Une chance folle d’être loin de la terre en période de pandémie. Ce crétin a même ajouté qu’elle échappait au confinement. La note d’humour l’avait laissée perplexe. Ce qu’elle faisait n’appartenait donc pas au domaine du confinement mais à celui d’une mission précise. Mais qu’est-ce que cela changeait ? Elle était seule, plus confinée que jamais, dans un espace minuscule en regard de ce qu’elle observait par le hublot. Des étoiles, des galaxies, une myriade de cailloux inconnus brillant à des milliers d’années-lumière et une énorme masse rouge qui grossissait face à l’espace de commandement du vaisseau. Parfois elle s’imaginait dans un corps humain, comme dans ce film qu’elle avait adoré, enfant où l’on suivait des hommes, rétrécis à l’extrême, effectuant un voyage fantastique dans un corps palpitant de vie. Peut-être est-elle dans un corps après tout, dans le corps d’un géant avec ses molécules, ses atomes, ses flux et ses inconnues. Léa arrête de frapper contre le sac. Quand elle commence à imaginer de telles choses, elle sait qu’elle hyperventile et que ce n’est bon ni pour son équilibre mental ni pour ses paramètres physiologiques.Elle peut juste se permettre d’imaginer d’autres univers possibles. Pourquoi pas après tout ? On a bien cru pendant des siècles que la terre était le centre de l’univers, puis, on s’est résolu à déplacer ce centre vers le soleil pour se rendre compte que des milliards de soleils existent ailleurs, que des milliards de galaxies tournoient dans le maelström de l’espace-temps. Pourquoi ne pas envisager des milliards d’univers ? Dans cette perspective, son voyage de la Terre à Mars est dérisoire, d’une durée très limitée. Elle se concentre sur cette idée et sourit puis fronce les sourcils. On l’appelle. Un message, envoyé en différé vient de lui parvenir.
*
« Madame, c’est moi qui vous parle car, malgré les efforts déployés, le virus a trouvé son chemin jusqu’à nous. Toute l’équipe est atteinte. La plupart dans un état grave. Il ne reste que moi. Vous ne me connaissez pas. Je ne suis qu’un stagiaire, astrophysicien et médecin, spécialiste des virus. Je vais tout automatiser. Ne vous inquiétez surtout pas. Vous n’êtes pas en danger. La procédure va suivre son cours et, quand vous reviendrez, le vaccin sera au point. Je vous le promets. Je vous l’administrerai en personne. D’ici-là, restez calme et suivez le protocole. Tout va bien se passer. Je suis parfaitement capable de prendre le contrôle. Et comme vous le constatez, je suis protégé. Je communique avec vous depuis une capsule de survie, petite, certes, mais protégée. Je suis en confinement strict. Comme vous… »
Léa observe l’homme. Il est métis et ses yeux sombres, à la prunelle veloutée, la rassurent. Il répète plusieurs fois la même chose, dans le désordre. Ce chaos verbal est rafraîchissant. Léa ne peut s’empêcher d’apprécier les propos informels. Les communications précédentes étaient codifiées, froides, analytiques. Celle-ci a le mérite de dire les choses avec un naturel désarmant.

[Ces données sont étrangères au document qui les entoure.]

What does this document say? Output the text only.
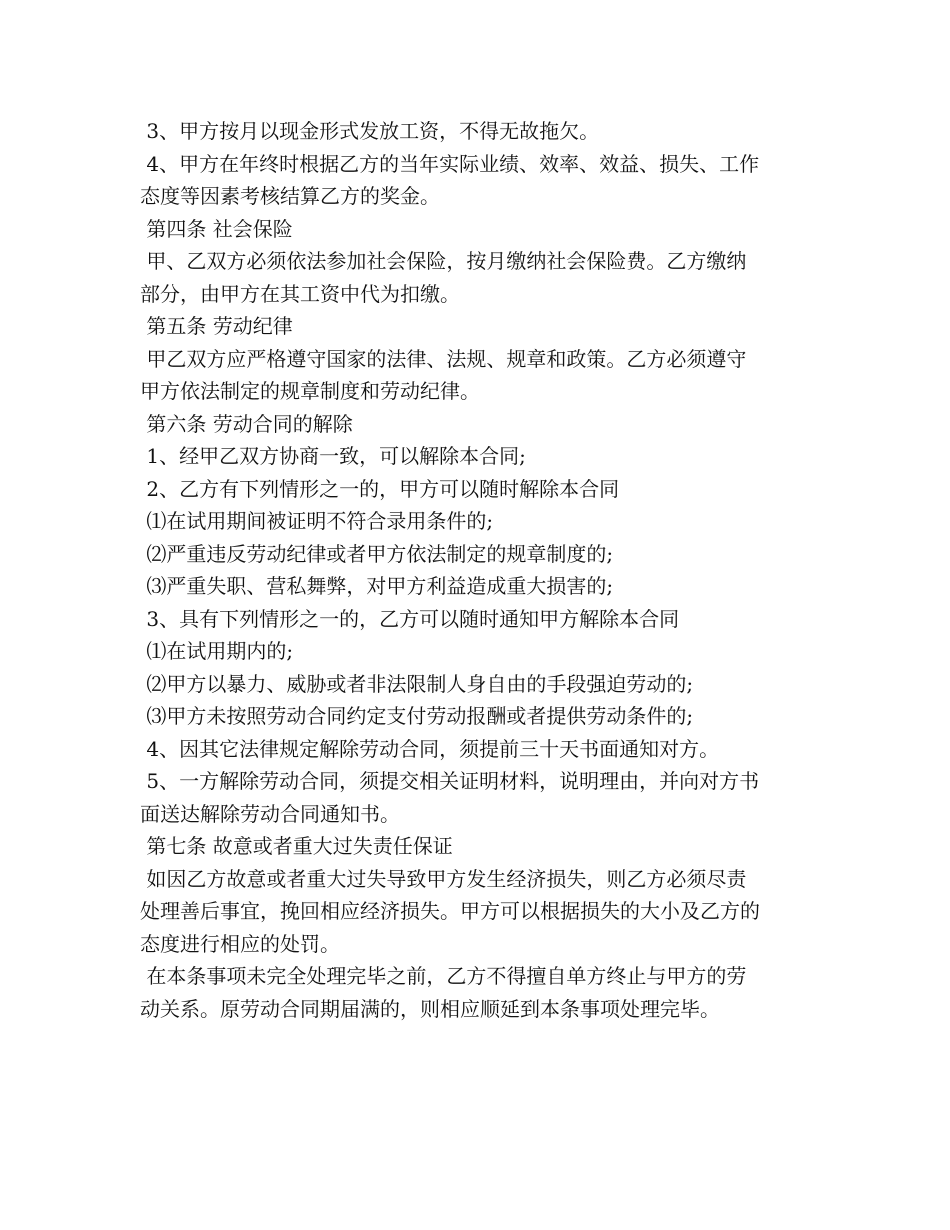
3、甲方按月以现金形式发放工资，不得无故拖欠。
4、甲方在年终时根据乙方的当年实际业绩、效率、效益、损失、工作
态度等因素考核结算乙方的奖金。
第四条 社会保险
甲、乙双方必须依法参加社会保险，按月缴纳社会保险费。乙方缴纳
部分，由甲方在其工资中代为扣缴。
第五条 劳动纪律
甲乙双方应严格遵守国家的法律、法规、规章和政策。乙方必须遵守
甲方依法制定的规章制度和劳动纪律。
第六条 劳动合同的解除
1、经甲乙双方协商一致，可以解除本合同;
2、乙方有下列情形之一的，甲方可以随时解除本合同
⑴在试用期间被证明不符合录用条件的;
⑵严重违反劳动纪律或者甲方依法制定的规章制度的;
⑶严重失职、营私舞弊，对甲方利益造成重大损害的;
3、具有下列情形之一的，乙方可以随时通知甲方解除本合同
⑴在试用期内的;
⑵甲方以暴力、威胁或者非法限制人身自由的手段强迫劳动的;
⑶甲方未按照劳动合同约定支付劳动报酬或者提供劳动条件的;
4、因其它法律规定解除劳动合同，须提前三十天书面通知对方。
5、一方解除劳动合同，须提交相关证明材料，说明理由，并向对方书
面送达解除劳动合同通知书。
第七条 故意或者重大过失责任保证
如因乙方故意或者重大过失导致甲方发生经济损失，则乙方必须尽责
处理善后事宜，挽回相应经济损失。甲方可以根据损失的大小及乙方的
态度进行相应的处罚。
在本条事项未完全处理完毕之前，乙方不得擅自单方终止与甲方的劳
动关系。原劳动合同期届满的，则相应顺延到本条事项处理完毕。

Elle se recoiffe brièvement et réajuste son survêtement avant de lui répondre. Il recevra le message dans une vingtaine de minutes.
« Je me souviens de vous. J’ai tout de suite détecté vos compétences. Malgré la situation, soyez assuré que j’apprécie de rester en contact avec quelqu’un comme vous. Lewis… C’est bien cela ? Lewis, oui je vous ai repéré avant le décollage. Vous aviez déjà émis l’hypothèse que la contagion qui avait terrassé une partie de l’équipe était de nature virale et que ce virus ne ressemblait à aucun autre. Je suis certaine, Lewis, que vous aviez déjà compris ce qui allait se passer… ».
Léa envoie le message. Elle se sent, depuis le début de cette mission, étrangement sereine. Le fait de savoir que ce stagiaire, surdiplômé, de plus de trente-cinq ans tout de même, s’occupe d’elle, la calme complètement. La perspective d’avoir affaire à lui adoucit le choc des nouvelles qu’il lui a transmises.